The American Banjo clock is the first wall clock in America. The advent of pendulum clocks and the early development of contemporary clocks in Europe concurred with the British migration of North America. Further, the British settlement was home to several noted natural philosophers like Benjamin Franklin who took a dedicated interest in the recent scientific developments and also a wealth of craftsmen which sought to cash in on the new developments, including wall clocks.
Even if the craftsmen in Massachusetts started to build wall clocks in the 18th century, most of their makings were clones of the European styles until 1802, at what time one of those craftsmen patented the American Banjo clock. It was the first truly American clock which launched a style in American clock improvement which continues to these days. The 19th century American Banjo clocks have quite significant value as the items of the collector in the present day, but economical replicas are available as well.
At the time of its beginning, the American Banjo clock was acknowledged to be the Improved Timepiece, with the references of Banjo being added later as a result of the similarity between the musical instrument and the clock.
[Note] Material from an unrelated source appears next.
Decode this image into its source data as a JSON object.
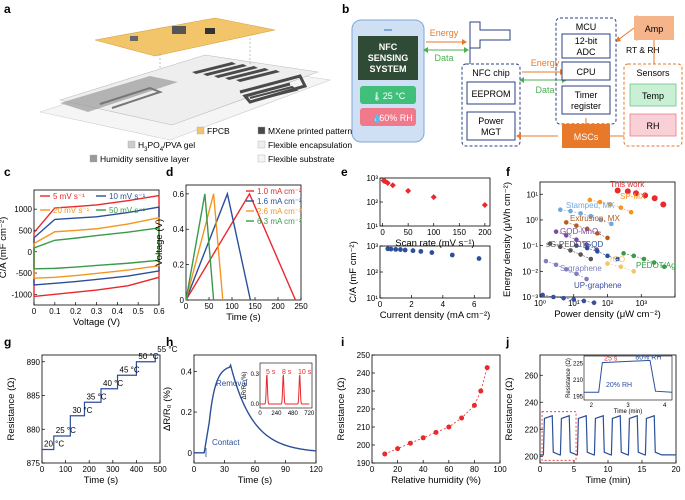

The basic shape is geometrical in nature and a circle at the top of this clock has the clock face, below that there is a trapezoid that can serve as the throat of the clock. At the bottom of this throat, there is a lower box that the shape is rectangular. Many American Banjo clocks lacked any shape of chiming or striking mechanism, so just indicated the time by the face that was atypical for the age.
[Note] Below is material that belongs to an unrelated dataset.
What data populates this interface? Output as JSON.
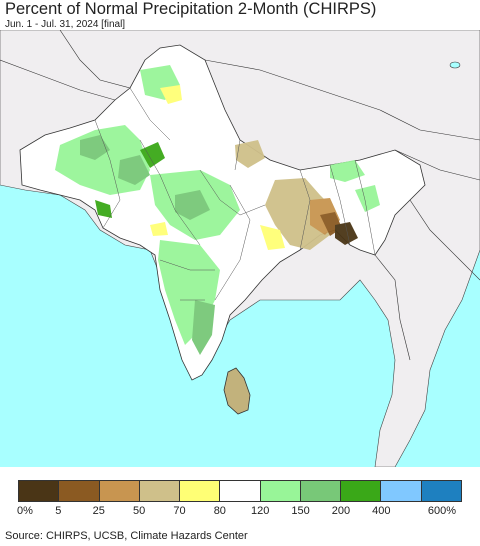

Most of original American Banjo clocks were made mostly of mahogany wood which was imported to New England from West Indies and used local chestnut and pine for the secondary woods. The mechanism of the clock itself was mostly made out of steel, brass, and metal in particular. Most of the outer surface of this clock was surrounded by glass. Furthermore, one of the key attributes of the American Banjo clock was the use of decorative glass plates that gave the clock a unique look. These glass tablets and plates had more in common with the making of engravers than painters and involved some different types of geometric design including the complete line work and semicircles. In addition, the price range differs dependent on when the clock was made, who manufactured it, and its current condition.